Monday I was feeling sore from walking that far, so it wasn’t without challenge. I could have focused on that, but I thought about the beauty that I saw and the pictures that I took.
I printed a couple of landscape photos off and used them to paint watercolors. I’ll post the watercolor I painted on the website so I can share it and hopefully you can enjoy it too.
That watercolor is a fruit. The opposite of depression. One of things I listed in my article about finding positive things you can do even with your disability. These are the things I listed which were on my ‘Positive Side” of the leger. The things that I want to do with my life, even though I had new physical limitations.
Enjoying nature and watercolor painting was on the list. I have a good friend Dr. Becky who has a deep understanding of psychological and mental issues she; first subtly and then not so subtly; informed me I was using far too much of the right side of my brain. I need to go back and used some a left side of my brain. I will tell you, she was right (again). It felt good; it helped release some of those endorphins that help me feel whole and it excited me to do more.
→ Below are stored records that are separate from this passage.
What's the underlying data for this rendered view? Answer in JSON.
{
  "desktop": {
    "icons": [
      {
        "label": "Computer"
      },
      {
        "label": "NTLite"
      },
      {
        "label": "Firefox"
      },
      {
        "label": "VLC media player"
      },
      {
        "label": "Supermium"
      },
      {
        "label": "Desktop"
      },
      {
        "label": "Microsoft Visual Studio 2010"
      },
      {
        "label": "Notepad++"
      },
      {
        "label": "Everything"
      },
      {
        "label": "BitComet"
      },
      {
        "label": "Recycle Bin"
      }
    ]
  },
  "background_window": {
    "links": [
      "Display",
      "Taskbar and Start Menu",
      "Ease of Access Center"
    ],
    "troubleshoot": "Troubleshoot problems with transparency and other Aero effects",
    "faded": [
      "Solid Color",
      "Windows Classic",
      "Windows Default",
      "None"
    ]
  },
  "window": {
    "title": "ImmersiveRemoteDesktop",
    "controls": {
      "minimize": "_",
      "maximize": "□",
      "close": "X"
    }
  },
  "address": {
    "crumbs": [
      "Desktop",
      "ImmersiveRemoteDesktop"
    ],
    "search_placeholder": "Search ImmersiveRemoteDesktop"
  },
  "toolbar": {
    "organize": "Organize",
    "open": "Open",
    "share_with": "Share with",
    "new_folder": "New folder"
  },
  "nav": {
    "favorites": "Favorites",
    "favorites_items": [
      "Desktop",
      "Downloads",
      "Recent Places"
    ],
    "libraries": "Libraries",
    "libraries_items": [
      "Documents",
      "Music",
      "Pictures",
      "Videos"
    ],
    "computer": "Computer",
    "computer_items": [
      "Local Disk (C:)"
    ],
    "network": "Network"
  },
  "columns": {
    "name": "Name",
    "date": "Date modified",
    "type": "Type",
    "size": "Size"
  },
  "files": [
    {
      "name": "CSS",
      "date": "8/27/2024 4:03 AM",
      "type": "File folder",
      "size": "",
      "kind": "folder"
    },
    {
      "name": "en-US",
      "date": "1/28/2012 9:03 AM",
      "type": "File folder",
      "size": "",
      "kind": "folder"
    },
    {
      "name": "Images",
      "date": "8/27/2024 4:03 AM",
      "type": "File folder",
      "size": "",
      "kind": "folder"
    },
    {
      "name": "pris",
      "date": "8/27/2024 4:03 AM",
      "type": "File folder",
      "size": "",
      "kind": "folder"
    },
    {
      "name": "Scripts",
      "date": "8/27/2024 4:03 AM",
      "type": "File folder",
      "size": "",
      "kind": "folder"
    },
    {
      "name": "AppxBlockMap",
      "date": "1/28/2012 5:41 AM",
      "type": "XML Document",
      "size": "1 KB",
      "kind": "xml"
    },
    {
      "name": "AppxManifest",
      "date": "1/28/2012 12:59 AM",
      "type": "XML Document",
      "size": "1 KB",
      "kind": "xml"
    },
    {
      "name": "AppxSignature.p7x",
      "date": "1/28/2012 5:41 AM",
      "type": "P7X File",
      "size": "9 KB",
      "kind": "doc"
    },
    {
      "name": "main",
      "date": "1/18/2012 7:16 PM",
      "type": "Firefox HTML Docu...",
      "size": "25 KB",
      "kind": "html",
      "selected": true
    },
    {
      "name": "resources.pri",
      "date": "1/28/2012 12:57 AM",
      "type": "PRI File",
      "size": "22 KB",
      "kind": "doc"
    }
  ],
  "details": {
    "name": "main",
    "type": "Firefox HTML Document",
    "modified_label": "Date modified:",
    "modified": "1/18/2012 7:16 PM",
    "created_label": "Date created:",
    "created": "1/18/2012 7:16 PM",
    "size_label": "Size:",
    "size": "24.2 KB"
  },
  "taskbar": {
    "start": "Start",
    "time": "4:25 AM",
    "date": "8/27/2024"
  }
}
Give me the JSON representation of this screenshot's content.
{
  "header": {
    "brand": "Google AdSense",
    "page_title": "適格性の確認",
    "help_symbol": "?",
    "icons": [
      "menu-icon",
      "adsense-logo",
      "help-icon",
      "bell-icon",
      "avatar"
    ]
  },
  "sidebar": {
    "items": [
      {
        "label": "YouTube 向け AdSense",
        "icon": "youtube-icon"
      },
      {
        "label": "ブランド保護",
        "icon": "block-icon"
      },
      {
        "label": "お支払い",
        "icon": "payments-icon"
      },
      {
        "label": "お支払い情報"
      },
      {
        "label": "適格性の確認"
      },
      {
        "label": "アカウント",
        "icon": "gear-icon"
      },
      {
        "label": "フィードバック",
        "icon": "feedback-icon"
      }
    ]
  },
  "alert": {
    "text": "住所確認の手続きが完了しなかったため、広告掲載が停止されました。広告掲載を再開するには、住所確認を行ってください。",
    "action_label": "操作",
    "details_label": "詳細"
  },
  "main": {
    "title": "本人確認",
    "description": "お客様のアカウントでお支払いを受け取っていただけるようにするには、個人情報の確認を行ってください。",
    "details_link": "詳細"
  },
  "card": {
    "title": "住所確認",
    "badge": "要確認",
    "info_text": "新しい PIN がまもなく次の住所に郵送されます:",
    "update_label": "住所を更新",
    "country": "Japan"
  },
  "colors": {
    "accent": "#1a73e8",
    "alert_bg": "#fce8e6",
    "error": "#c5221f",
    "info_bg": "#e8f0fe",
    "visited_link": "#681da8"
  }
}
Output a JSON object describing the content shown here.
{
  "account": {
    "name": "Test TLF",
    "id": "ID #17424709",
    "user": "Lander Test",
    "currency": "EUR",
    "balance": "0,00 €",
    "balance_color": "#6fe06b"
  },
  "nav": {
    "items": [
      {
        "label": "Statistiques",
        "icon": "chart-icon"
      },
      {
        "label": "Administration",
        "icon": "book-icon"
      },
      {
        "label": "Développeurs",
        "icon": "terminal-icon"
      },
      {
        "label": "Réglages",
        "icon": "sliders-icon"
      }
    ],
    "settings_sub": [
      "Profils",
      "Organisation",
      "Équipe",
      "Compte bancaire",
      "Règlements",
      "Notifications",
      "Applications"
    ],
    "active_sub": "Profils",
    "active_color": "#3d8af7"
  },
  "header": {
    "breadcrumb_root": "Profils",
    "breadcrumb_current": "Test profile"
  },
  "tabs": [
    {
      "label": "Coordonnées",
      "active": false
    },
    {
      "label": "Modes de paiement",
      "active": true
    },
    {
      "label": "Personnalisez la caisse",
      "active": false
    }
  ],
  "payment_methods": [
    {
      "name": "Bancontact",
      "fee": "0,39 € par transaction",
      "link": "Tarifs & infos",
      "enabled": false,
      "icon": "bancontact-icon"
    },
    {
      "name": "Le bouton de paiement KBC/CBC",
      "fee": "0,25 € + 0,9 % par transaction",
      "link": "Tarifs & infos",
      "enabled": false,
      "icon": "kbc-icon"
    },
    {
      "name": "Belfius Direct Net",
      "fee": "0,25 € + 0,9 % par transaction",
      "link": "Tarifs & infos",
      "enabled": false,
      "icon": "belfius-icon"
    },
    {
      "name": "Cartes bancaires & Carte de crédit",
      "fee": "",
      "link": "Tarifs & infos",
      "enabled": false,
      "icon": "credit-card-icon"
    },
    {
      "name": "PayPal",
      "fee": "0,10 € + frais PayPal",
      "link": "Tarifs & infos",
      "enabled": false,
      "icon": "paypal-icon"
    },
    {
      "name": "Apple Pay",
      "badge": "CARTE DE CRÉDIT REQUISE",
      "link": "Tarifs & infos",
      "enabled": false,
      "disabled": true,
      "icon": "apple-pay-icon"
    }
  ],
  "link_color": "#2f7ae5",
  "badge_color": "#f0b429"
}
So, I’m not sure what your list is composed of, but there are things which you can do that matter, no matter what your physical limitation or mental limitation is.
The key is finding them and getting back to them, and like Dr. Becky told me; we should use both sides of our brain. We should use those things which are creative to offset those things which are structured.
So I’ll leave you with this thought. Depression is something that we can deal with it, but I hope that like me, you will find that you are trusting God and the Spirit to find your way out of it. I hope you too experience his deep and abiding presence.
I leave you with that thought of love. Have a very positive day!